Natalie Ravitz, a spokeswoman for the schools chancellor, Joel I. Klein, said in a statement that disciplinary action was warranted based on the report.

The trip was chaperoned by Erin Bailey, a first-year English teacher and former lifeguard, along with her boyfriend, Joseph Garnevicus, a former city teacher who could not swim, and Victoria Wong, a 19-year-old college intern at the school.

Ms. Bailey, who was still on probation, was fired. The school’s assistant principal, Andrew Stillman, who helped organize the trip, will be removed from his administrative position but will remain a tenured city teacher.

Mr. Stillman, the report said, obtained approval for the trip from the principal, Jose Maldonado-Rivera, but did not distribute permission slips.

Ms. Ravitz said that city officials could not easily remove Dr. Maldonado-Rivera because he had tenure, but that they were moving to place him on two years of probation while he remained head of the school. Mr. Maldonado could not be reached Wednesday.

Both Mr. Maldonado-Rivera and Mr. Stillman told investigators that they had assumed the beach would have lifeguards.

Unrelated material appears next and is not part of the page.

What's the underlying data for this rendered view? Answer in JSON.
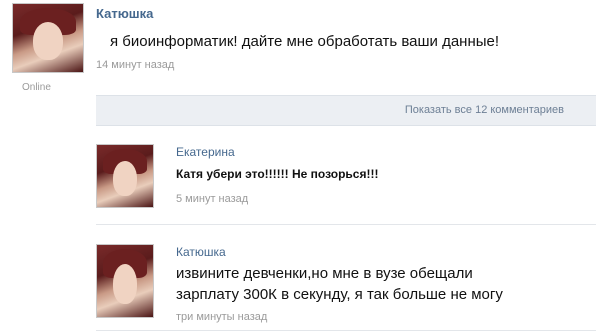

The day before the trip, Mr. Stillman sent parents an e-mail message telling them, “We’re headed to the beach tomorrow.” The message instructed students to “come at 8 a.m. dressed to swim and play in the sun.”

The group took the Long Island Rail Road to Long Beach, then walked a quarter-mile to the boardwalk. Along the way, according to the report, the group would certainly have passed large signs that read “Beach closed 11 p.m.-5 a.m.,” “No lifeguard on duty” and “No swimming or bathing.”

Both Ms. Bailey and Mr. Garnevicus declined to speak with investigators, citing their Fifth Amendment rights after investigators refused to grant them criminal immunity, the report said.

A copy of the report was sent to the Nassau County district attorney’s office.

The 19-page report was based on the accounts of Mr. Stillman, Mr. Maldonado-Rivera, Ms. Wong and eight students who went on the trip.

The students, none of whom were identified, gave roughly the same account of what happened once they arrived at the beach: Ms. Bailey warned the students not to go too far into the water and said that those who could not swim were not to go in past their waists. One 11-year-old student said she had noticed a “no lifeguard on duty” sign on a lifeguard chair.

The report painted a harrowing picture of how quickly a fun-filled beach outing turned into a nightmarish struggle to pluck students from rough waters.

Nicole and several other students were standing in water that rose between their knees and waists when they were overcome by rough waters and carried out by a riptide; they screamed for help.

Both Ms. Bailey and Ms. Wong went into the water. Ms. Wong pulled out at least four students, and Ms. Bailey pulled out at least one before the water slammed her against a jetty.

At least three unidentified people tried to rescue Nicole, and one of them, a man, managed to grab her by the wrist. But then the man went under the water, and when he resurfaced, Nicole had disappeared, the report said.

The rest of the students sat crying on the beach as Nicole remained missing for more than an hour. Long Beach officials eventually found her on the other side of the jetty.

The report describes a last-minute decision to send the class to the beach as a reward for raising money in a school walk-a-thon. Mr. Stillman chose Long Beach, he told investigators, because he had been there with his family and knew it was easy to get to on public transportation.

He did not go on the trip himself, he told investigators, because he had end-of-the-year administrative duties to address.

He said that he was not concerned that Mr. Garnevicus could not swim, because he believed lifeguards would be on the beach.

The report noted that students from another Manhattan public school had, coincidentally, also been at Long Beach that day. The group had 51 children, from grades two through five, and 24 adult chaperons.

After Nicole was reported missing in the water, the report said, Dr. Maldonado-Rivera asked Mr. Stillman if there were lifeguards at the beach. Mr. Stillman then called Ms. Wong to find out, and Ms. Wong responded “apparently not.”

The Columbia Secondary School is one of the city’s few school buildings with a pool. While the school offers a swimming class, the report said Nicole had not taken the course.